France, des propositions sur l’immigration ravivent le risque juridique avant 2027
À moins d’un an de l’élection présidentielle, les prises de position sur l’immigration se multiplient à droite et au centre dans un contexte de compétition accrue entre prétendants. Les mesures avancées par Gérald Darmanin et Gabriel Attal se heurtent toutefois à des limites constitutionnelles et conventionnelles qui réduisent fortement leur portée opérationnelle.
Points forts
- Gérald Darmanin propose un moratoire de trois ans sur l’immigration légale et Gabriel Attal souhaite un durcissement du regroupement familial avant 2027.
- Des experts juridiques soulignent que ces mesures se heurtent à des obstacles constitutionnels et conventionnels, rendant leur application très incertaine en l’état.
- En 2025, 92 000 personnes ont obtenu un titre de séjour pour motif humanitaire, et les engagements internationaux limitent la marge de réforme sur l’immigration légale.

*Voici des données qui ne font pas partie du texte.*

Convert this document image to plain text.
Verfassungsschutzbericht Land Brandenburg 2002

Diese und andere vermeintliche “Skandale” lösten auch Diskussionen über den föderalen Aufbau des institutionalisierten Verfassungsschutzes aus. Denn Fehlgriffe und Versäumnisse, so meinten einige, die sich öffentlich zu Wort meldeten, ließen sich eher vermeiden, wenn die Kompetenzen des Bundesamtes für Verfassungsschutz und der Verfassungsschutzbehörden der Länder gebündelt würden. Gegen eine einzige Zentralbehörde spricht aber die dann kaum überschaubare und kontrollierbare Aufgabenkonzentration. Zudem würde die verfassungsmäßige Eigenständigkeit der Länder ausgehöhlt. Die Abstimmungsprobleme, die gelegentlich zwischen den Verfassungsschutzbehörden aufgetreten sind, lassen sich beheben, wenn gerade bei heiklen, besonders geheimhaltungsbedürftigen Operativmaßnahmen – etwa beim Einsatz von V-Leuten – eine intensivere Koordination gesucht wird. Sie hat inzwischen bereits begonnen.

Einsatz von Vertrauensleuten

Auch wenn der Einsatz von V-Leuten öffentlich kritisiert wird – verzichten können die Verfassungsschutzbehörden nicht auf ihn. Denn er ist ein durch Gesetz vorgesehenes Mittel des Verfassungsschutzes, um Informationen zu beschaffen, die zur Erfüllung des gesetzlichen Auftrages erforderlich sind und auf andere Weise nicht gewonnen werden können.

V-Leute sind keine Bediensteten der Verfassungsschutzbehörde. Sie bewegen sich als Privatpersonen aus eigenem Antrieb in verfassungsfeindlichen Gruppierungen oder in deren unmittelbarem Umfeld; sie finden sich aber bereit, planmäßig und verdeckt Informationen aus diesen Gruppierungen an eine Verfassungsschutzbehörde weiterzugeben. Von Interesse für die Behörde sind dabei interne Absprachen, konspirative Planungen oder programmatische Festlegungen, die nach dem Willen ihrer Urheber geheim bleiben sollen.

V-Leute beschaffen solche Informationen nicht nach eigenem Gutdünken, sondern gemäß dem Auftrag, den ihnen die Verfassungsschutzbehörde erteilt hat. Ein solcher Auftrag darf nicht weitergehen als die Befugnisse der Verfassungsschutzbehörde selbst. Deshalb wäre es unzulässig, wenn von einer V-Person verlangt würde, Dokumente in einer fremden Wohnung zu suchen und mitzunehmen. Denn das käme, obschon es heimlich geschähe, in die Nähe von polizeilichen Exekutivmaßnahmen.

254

Des annonces de campagne confrontées au cadre juridique
Comme le rapporte Le Monde, Gérald Darmanin propose dans un entretien au Journal du dimanche un « moratoire de trois ans sur l’immigration légale », tandis que Gabriel Attal défend dans Le Parisien un durcissement des conditions du regroupement familial, peu après avoir officialisé sa candidature à l’élection présidentielle.Ces orientations apparaissent difficilement applicables en l’état. Serge Slama, professeur de droit public à l’université Grenoble-Alpes, estime que les deux propositions se heurtent à un obstacle à la fois constitutionnel et conventionnel.
L’immigration légale en France couvre notamment des motifs humanitaires, familiaux, étudiants et professionnels. Parmi ces catégories, les volets humanitaire et familial restent particulièrement encadrés par le droit, ce qui limite la marge de manœuvre politique pour un durcissement général ou un gel prolongé.
Un impact limité face aux engagements de la France
Le droit d’asile est garanti par la Constitution française, mais aussi par la Convention de Genève de 1951 sur les réfugiés et par la Convention européenne des droits de l’homme. Ce cadre empêche les autorités de refouler des personnes se disant persécutées sans examen préalable de leur demande de protection.Selon les données du ministère de l’intérieur citées dans le texte, 92 000 personnes ont été admises au séjour pour un motif humanitaire en 2025. Dans ce contexte, les propositions avancées alimentent le débat politique en vue de 2027, mais leur traduction concrète dans le droit et dans l’action publique paraît fortement contrainte.
Dans notre précédent article sur les propositions de moratoire sur l’immigration légale et de durcissement du regroupement familial, nous expliquions pourquoi ces mesures défendues par Gérald Darmanin et Gabriel Attal se heurtent à des verrous constitutionnels et conventionnels. Nous rappelions notamment le cadre du droit d’asile (Constitution, Convention de Genève et CEDH) et le chiffre de 92 000 admissions au séjour pour motif humanitaire en 2025, qui illustre la portée concrètement limitée de ces annonces de campagne.